@boagie,
boagie wrote:Dave Allen,
Some excellent points, but I think that bit about Hitler is off, I believe there is documentation demonstrating his stated belief in Christianity.
Hitler's Christianity
Certainly Germany was a throughly Christian country. Christianity was historically anti-semetic.
"He was not a member of any Church, and thought the christian religions were oudated, hypocritical institutions that lured people into them. The laws of nature were his religion. He could reconcile his dogma of violence better with nature than the christian doctrine of loving your neighbour and your enemy. 'Science isn't yet clear about the origins of humanity,' he once said. 'We are probably the highest stage of development from some mammal which developed from reptiles and moved on to human beings, perhaps by the way of apes ... in nature the law of the struggle for survival has reigned from the first. Everything incapable of live, everything weak is eliminated. Only mankind and above all the church have made it their aim to keep alive the weak.'"

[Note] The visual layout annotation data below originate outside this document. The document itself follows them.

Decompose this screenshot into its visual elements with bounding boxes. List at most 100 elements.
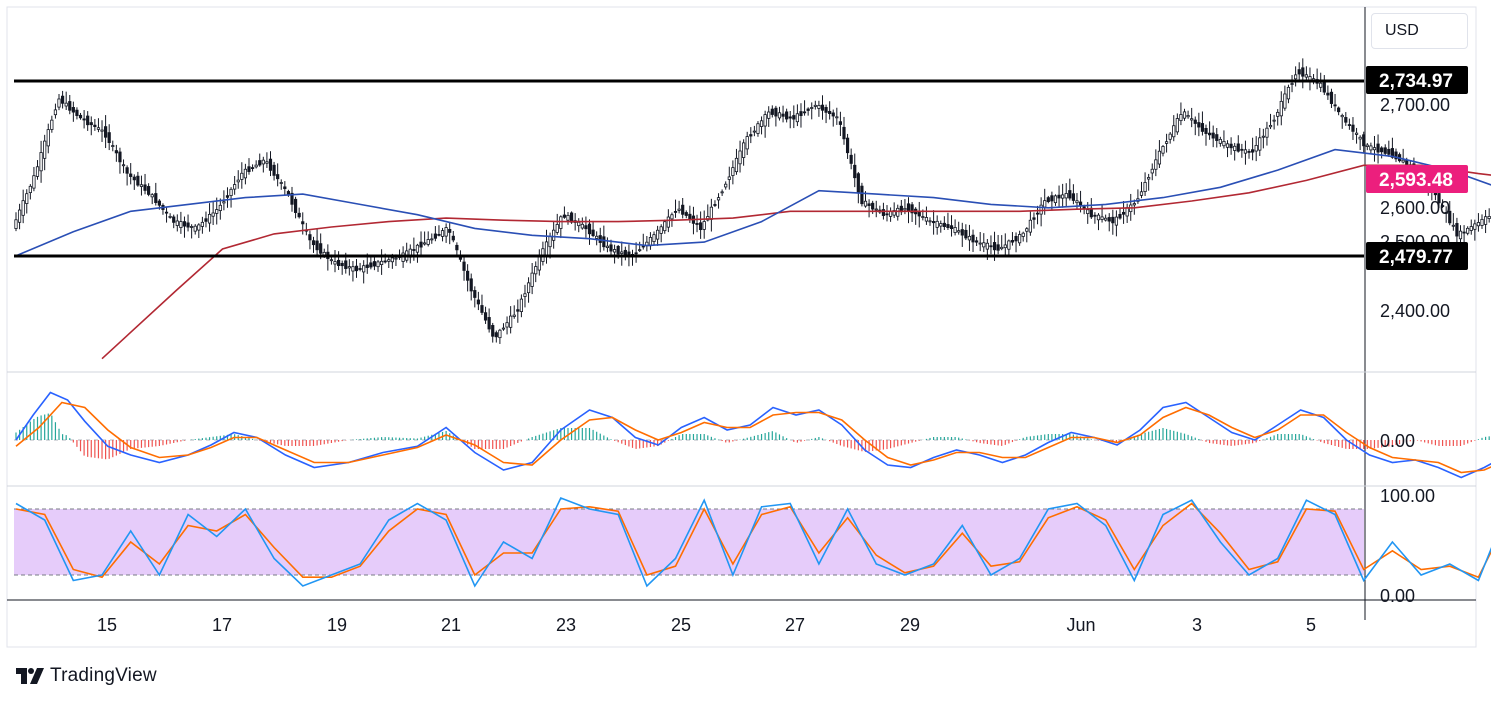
candle-body: [716, 197, 721, 201]
candle-body: [1161, 146, 1165, 154]
candle-body: [1021, 232, 1025, 237]
candle-body: [1344, 117, 1348, 123]
candle-body: [767, 111, 771, 119]
candle-body: [186, 222, 190, 228]
macd-histogram: [15, 413, 1490, 460]
candle-body: [842, 126, 846, 140]
candle-body: [928, 220, 932, 223]
candle-body: [14, 219, 18, 229]
candle-body: [641, 245, 645, 248]
candle-body: [623, 249, 627, 256]
candle-body: [466, 270, 470, 281]
candle-body: [1186, 115, 1190, 118]
price-axis[interactable]: 2,700.00 2,600.00 2,500.00 2,400.00 2,73…: [1366, 66, 1468, 321]
candle-body: [1104, 217, 1108, 221]
candle-body: [1028, 219, 1032, 233]
candle-body: [218, 204, 222, 211]
candle-body: [426, 239, 430, 245]
candle-body: [1007, 240, 1011, 250]
chart-frame: [6, 6, 1477, 648]
candle-body: [1111, 216, 1115, 224]
candle-body: [727, 176, 731, 180]
candle-body: [982, 242, 986, 248]
sma-slow-line: [101, 164, 1491, 360]
candle-body: [670, 214, 674, 220]
candle-body: [1365, 144, 1369, 147]
candle-body: [1455, 223, 1459, 237]
candle-body: [283, 186, 287, 190]
candle-body: [390, 257, 394, 263]
candle-body: [505, 322, 509, 328]
candle-body: [939, 223, 943, 227]
candle-body: [1362, 134, 1366, 147]
x-tick-label: 23: [556, 615, 576, 635]
candle-body: [1164, 141, 1169, 144]
candle-body: [344, 260, 348, 269]
resistance-price-label: 2,734.97: [1379, 71, 1453, 92]
macd-axis[interactable]: 0.00: [1380, 431, 1415, 451]
candle-body: [476, 299, 480, 305]
candle-body: [362, 265, 366, 273]
candle-body: [451, 235, 455, 241]
candle-body: [1297, 69, 1301, 75]
candle-body: [1039, 204, 1043, 215]
candle-body: [978, 242, 982, 245]
currency-button[interactable]: USD: [1371, 13, 1468, 49]
candle-body: [193, 225, 197, 232]
candle-body: [139, 184, 144, 187]
candle-body: [806, 108, 810, 111]
candle-body: [380, 260, 384, 265]
price-panel[interactable]: [14, 58, 1491, 360]
candle-body: [1473, 223, 1477, 230]
candle-body: [1476, 222, 1481, 227]
candle-body: [1294, 74, 1298, 80]
candle-body: [433, 233, 437, 239]
candle-body: [996, 244, 1000, 251]
candle-body: [93, 124, 97, 128]
candle-body: [204, 218, 208, 222]
candle-body: [1329, 91, 1334, 104]
candle-body: [745, 136, 749, 150]
candle-body: [46, 129, 50, 147]
candle-body: [724, 183, 728, 188]
stochastic-axis[interactable]: 100.00 0.00: [1380, 486, 1435, 606]
stochastic-d-line: [15, 502, 1491, 579]
stochastic-k-line: [15, 496, 1491, 588]
candle-body: [871, 202, 875, 210]
x-tick-label: 17: [212, 615, 232, 635]
candle-body: [412, 249, 416, 251]
candle-body: [519, 298, 523, 312]
candle-body: [673, 211, 678, 213]
tradingview-brand[interactable]: TradingView: [16, 664, 157, 688]
candle-body: [1114, 216, 1119, 226]
candle-body: [129, 173, 133, 177]
macd-panel[interactable]: [14, 391, 1491, 479]
candle-body: [688, 213, 692, 220]
candle-body: [394, 257, 398, 260]
candle-body: [369, 262, 373, 268]
candle-body: [742, 142, 746, 158]
candle-body: [279, 182, 283, 184]
candle-body: [957, 230, 961, 233]
candle-body: [512, 314, 516, 317]
stochastic-panel[interactable]: [14, 496, 1491, 588]
candle-body: [225, 195, 230, 198]
time-axis[interactable]: 15 17 19 21 23 25 27 29 Jun 3 5: [97, 615, 1316, 635]
candle-body: [720, 191, 724, 194]
candle-body: [591, 229, 595, 237]
candle-body: [86, 115, 90, 126]
candle-body: [340, 262, 344, 267]
candle-body: [487, 317, 491, 330]
candle-body: [222, 201, 226, 204]
candle-body: [896, 207, 900, 217]
candle-body: [211, 212, 215, 217]
candle-body: [1096, 214, 1101, 221]
candle-body: [107, 132, 111, 143]
x-tick-label: 15: [97, 615, 117, 635]
candle-body: [1358, 136, 1362, 140]
candle-body: [494, 332, 498, 338]
candle-body: [75, 109, 79, 116]
candle-body: [828, 110, 832, 114]
candle-body: [935, 220, 939, 228]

From the memoires of Traudl Junge, Hitler's secretary.
Now it may be that Traudl and people like her have some sort of of pro-christian agenda that she seeks to reinforce by labelling Hitler a non-believer, but I personally find her a credible voice.

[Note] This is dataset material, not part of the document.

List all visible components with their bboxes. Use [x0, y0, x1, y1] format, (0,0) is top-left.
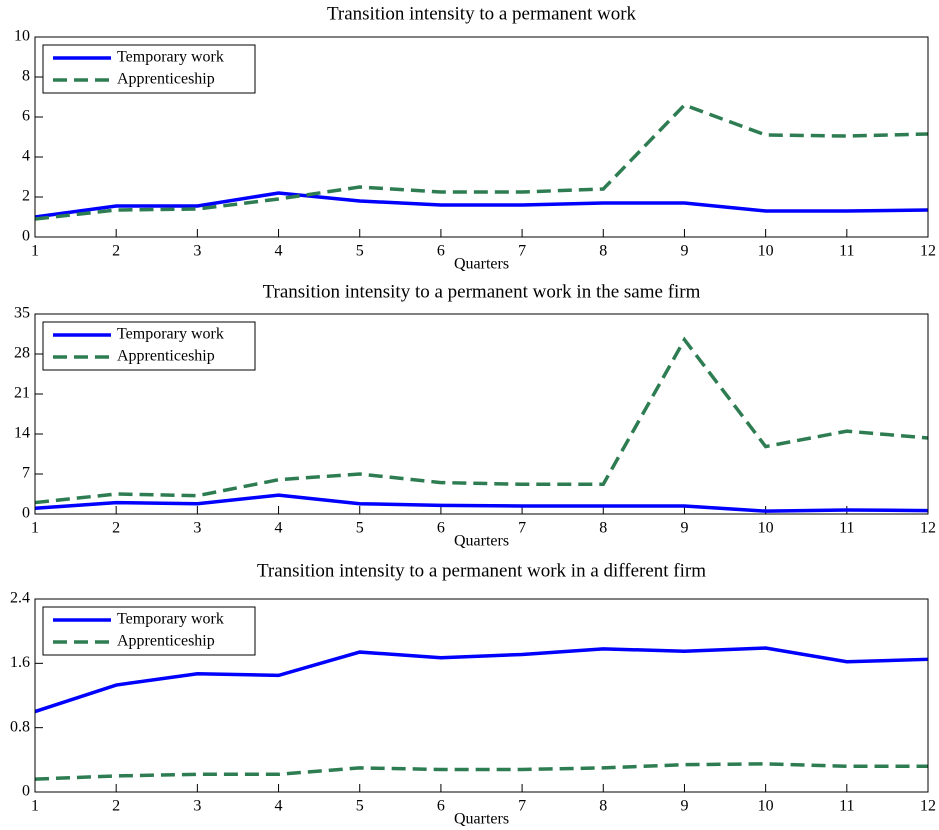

Whether Germany was largely Christian or whether Christian demonisation of the Jews influenced Hitler is irrelevant when discussing his beliefs about the existence or not of God. To say otherwise is to say that I CANNOT be an athiest because my background and culture is Anglican and I'm full of all sorts of influences and behaviours learned from a Christian culture, even though I don't believe in a supernatural organisation of the universe by some anthropomorphic deity worthy of worship, and I actually find the idea rather silly.
Hitler's public proclaimations about God and seeking support from the Pope also mean little in regard to his personal beliefs - he needed to spout such rhetoric in public to maintain popular support - just like atheist politicians in the US apparently have to pretend to believe in God if they even hope to run for office today.
But his personal friends and aides often stress Hitler's irreligion and his contempt for the church. I think the personal testimony of those that knew him carries more weight that his pronouncements in public to a largely Christian audience. He told them what he thought they wanted to hear.
So I do think Dawkins' avowal of Hitler's Roman Catholicism is ingenuine. He was able to use Christianity as a manipulative tool, but plenty of evidence exists to suggest that he was an athiest. He was brought up in a Roman Catholic family, in a largely Roman Catholic culture, but he had lapsed based on a vulgar comprehension of the theories of Nietzsch and Darwin.
This distinctly unpleasant individual was one of us, in other words. Along with Mao and Stalin and Pol Pot and a bunch of other nasty types who carried out atrocities that are arguably worse than any ordered by a religious leader.
That the church was so willing to support Hitler is another matter, of course, and one I feel is more damning than what particular camp Hitler privately belonged to (it was the institution that murdered 11,000,000 people and fought to conquer much of Europe and Russia, not the man). But that's not Dawkins' point in the God Delusion - he tries to get Einstein on his 'side' and Hitler on the believers' 'side' - even though plenty of evidence exists to suggest that making such distinctions is niave.